The scripts don't go through SW because they're sent directly to the network stack, just like internal Chrome network requests. There's no SW loader stuck in front of the network stack for them, so the value of skip_service_worker has no effect. So despite not explicitly setting it to none currently, it is effectively none, since no service worker loader factory is in front of the real network loader factory.

Referrer (and initiator) are currently set to the page itself, though there's a question about changing the initiator, particularly for the bidder requests. We don't follow redirects (largely due to redirect caching potentially being a problem, though reusing bidder scripts is also currently a problem, which we do allow, since caching those between IGs learned on different sites can allow them to share information cached in the JS file itself), so the referrer policy doesn't currently matter.

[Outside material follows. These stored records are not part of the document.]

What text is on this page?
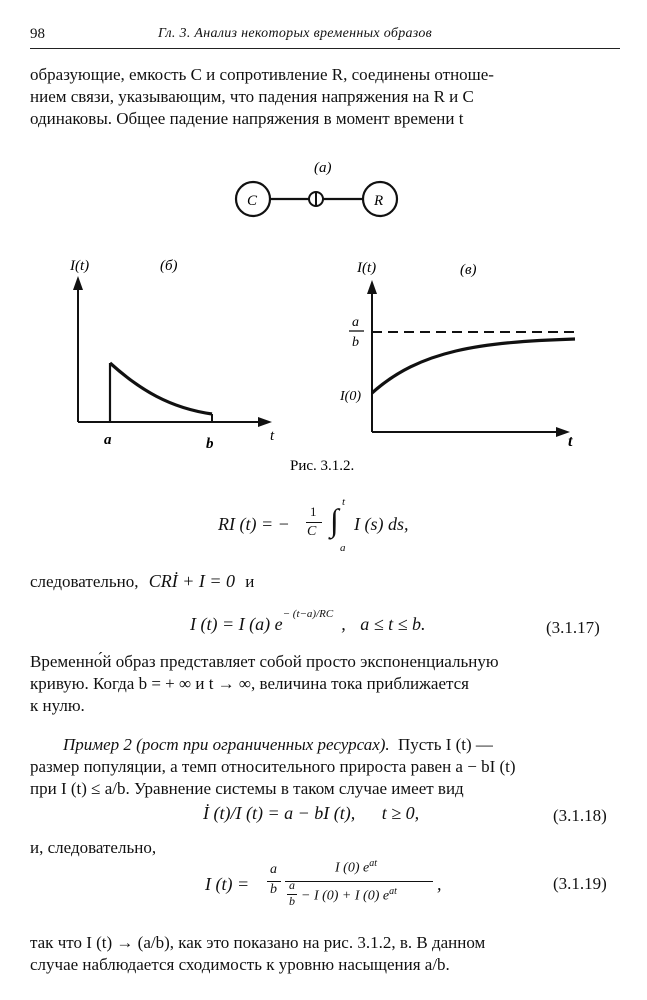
98	Гл. 3. Анализ некоторых временных образов
образующие, емкость C и сопротивление R, соединены отноше-
нием связи, указывающим, что падения напряжения на R и C
одинаковы. Общее падение напряжения в момент времени t
(a)
C	R
I(t)	(б)
t
a	b
I(t)	(в)
t
a
b
I(0)
Рис. 3.1.2.
RI (t) = −
1
C
t
∫
a
I (s) ds,
следовательно, CRİ + I = 0 и
I (t) = I (a) $e^{- (t-a)/RC}$ , a ≤ t ≤ b.	(3.1.17)
Временно́й образ представляет собой просто экспоненциальную
кривую. Когда b = + ∞ и t → ∞, величина тока приближается
к нулю.
Пример 2 (рост при ограниченных ресурсах). Пусть I (t) —
размер популяции, а темп относительного прироста равен a − bI (t)
при I (t) ≤ a/b. Уравнение системы в таком случае имеет вид
İ (t)/I (t) = a − bI (t), t ≥ 0,	(3.1.18)
и, следовательно,
I (t) =
a
b
I (0) $e^{at}$
a
b − I (0) + I (0) $e^{at}$ ,	(3.1.19)
так что I (t) → (a/b), как это показано на рис. 3.1.2, в. В данном
случае наблюдается сходимость к уровню насыщения a/b.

For the seller worklet JS fetch (and WASM, I believe), we currently inherit network-state side stuff from the real network loader used by the page (including the origin lock, network partition key, etc), since it is effectively a URL generated entirely by a 3rd party. For the bidder JS/WASM URLs, we make a pseudo-1p request context, with the site's cache partition (We need a better way to cache these in isolated partitions, at some point). For the signals requests, we give the requests their own isolated network partitions, to avoid leaking information to any other contexts. The seller signals URL is a bit funky, as the base URL is specified by a 3rd party, so just what we should do there is probably worth a bit more thought (and this problem, in general, is certainly worth thinking about more).

[MattMenke2]

And just to be explicit: All leaks concerning using an SW are nearly identical to using the browser cache associated with a particular network partition key. We still need to figure out how to address the latter, while still caching JS files.

[qingxinwu]

PR updating service worker mode is merged.

Copying the comment from that PR here:
Our implementation uses default "all" for service worker mode, not "none". However, given the fact that all of these requests have a null client, one of the side-effects of this is neutering all service worker interception (effectively "none" although set to default "all), despite not having to set the service workers mode. The service worker interception algorithm returns at step 15.2 (our request has the default kEmpty destination, so it's a subresource request), and nothing happened before this step.

[domfarolino]

Thanks a lot! In that case, I think this can be closed. Do you agree? I'll close this, but re-open if you disagree.

[qingxinwu]

yes, I agree that this can be closed. Thanks!